The company’s first neural network–based solution arrived in 2020, when Camco developed its proof of concept for container ADI (Automatic Damage Inspection). By 2023, all OCR products had been migrated to neural networks, and new camera hardware with GPU acceleration allowed for faster and more complex image analysis.
15:50 Grauwels explains that ADI models are trained using Camco’s own image datasets, ensuring accuracy and reliability.
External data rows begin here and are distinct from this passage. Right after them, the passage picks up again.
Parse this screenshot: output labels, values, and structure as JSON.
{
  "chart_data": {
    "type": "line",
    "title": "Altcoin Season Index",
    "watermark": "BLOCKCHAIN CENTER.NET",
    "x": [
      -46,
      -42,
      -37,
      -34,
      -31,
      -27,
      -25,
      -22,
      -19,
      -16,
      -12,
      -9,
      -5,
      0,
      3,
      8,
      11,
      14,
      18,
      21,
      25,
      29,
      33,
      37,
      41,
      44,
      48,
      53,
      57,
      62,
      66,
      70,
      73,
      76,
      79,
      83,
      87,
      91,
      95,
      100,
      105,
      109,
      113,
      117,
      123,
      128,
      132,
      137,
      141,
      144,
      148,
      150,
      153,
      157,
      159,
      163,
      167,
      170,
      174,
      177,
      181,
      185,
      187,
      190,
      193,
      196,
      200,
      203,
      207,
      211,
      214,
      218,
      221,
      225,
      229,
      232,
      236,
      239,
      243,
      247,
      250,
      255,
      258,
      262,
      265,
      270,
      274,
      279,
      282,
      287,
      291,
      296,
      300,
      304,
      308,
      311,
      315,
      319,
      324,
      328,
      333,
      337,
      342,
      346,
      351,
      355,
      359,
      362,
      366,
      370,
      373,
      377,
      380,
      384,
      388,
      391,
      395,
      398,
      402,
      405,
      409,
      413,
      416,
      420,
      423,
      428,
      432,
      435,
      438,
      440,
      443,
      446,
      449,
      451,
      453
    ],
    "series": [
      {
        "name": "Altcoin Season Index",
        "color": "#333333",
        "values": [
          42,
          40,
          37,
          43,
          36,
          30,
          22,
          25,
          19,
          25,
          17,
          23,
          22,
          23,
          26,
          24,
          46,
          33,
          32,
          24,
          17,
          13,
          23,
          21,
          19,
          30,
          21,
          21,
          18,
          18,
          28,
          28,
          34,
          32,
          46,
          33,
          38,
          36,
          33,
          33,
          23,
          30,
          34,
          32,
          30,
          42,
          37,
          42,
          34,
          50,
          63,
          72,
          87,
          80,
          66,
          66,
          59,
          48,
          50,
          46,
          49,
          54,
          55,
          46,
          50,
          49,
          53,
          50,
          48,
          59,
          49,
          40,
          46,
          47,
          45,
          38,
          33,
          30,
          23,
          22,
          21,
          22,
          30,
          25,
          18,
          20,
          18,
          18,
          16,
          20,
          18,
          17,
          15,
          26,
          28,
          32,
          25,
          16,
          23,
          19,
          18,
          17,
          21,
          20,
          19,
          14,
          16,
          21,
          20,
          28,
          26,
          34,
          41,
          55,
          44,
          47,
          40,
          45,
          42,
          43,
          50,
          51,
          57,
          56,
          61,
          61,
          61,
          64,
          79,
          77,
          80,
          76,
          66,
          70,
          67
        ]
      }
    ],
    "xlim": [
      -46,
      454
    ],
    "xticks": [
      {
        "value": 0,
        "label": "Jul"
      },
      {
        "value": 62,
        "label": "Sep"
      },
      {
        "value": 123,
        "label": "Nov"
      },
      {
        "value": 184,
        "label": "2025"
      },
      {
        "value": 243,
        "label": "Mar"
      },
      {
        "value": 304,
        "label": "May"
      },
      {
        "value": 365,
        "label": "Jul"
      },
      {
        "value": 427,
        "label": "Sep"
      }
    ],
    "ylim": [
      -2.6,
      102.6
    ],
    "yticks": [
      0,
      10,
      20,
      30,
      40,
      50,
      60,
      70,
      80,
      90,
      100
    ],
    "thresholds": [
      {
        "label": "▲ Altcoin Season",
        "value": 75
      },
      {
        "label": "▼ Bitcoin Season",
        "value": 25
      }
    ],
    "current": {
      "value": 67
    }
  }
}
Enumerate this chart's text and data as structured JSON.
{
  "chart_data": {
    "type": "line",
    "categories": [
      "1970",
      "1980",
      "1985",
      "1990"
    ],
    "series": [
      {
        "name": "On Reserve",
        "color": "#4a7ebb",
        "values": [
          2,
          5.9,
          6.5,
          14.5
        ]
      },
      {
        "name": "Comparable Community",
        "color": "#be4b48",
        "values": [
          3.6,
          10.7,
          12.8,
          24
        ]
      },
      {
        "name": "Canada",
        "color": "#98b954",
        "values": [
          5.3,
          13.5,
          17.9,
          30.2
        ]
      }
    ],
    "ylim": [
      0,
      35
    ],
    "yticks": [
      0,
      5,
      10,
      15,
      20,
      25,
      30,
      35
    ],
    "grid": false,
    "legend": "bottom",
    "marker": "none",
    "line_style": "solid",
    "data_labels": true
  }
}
The process involves collecting and labelling thousands of damage samples, training neural networks to recognise damage by type, location, and severity, and then deploying the trained models directly on field cameras, eliminating the need for additional server infrastructure. The same models can run across gate, rail, or crane systems, making them easily scalable.
In practice, the ADI system automatically detects whether a passing container or trailer shows no damage or specific types of damage, forwarding results to the Terminal Operating System (TOS). For significant damage, an operator reviews and confirms the findings, while minor issues are logged automatically. He says that defining what counts as "damage" is a critical challenge. Customers differ in their classification—some use a simple "major/minor" scale, while others apply detailed coding systems such as CDX. Camco solves this with a mapping step between the company’s universal ADI model and each customer’s internal standards.
16:00 According to Grauwels, the system identifies four key damage properties: type, component, location, and severity, which can be mapped to client-specific formats and identifiers. This flexibility allows operators to align the AI’s findings with their own damage assessment procedures.
Grauwels concludes that ADI serves as an assisted, not autonomous, tool, supporting operators by identifying damage rapidly and consistently while maintaining human verification for critical cases. This combination, he says, ensures both efficiency and accountability in automated terminal operations.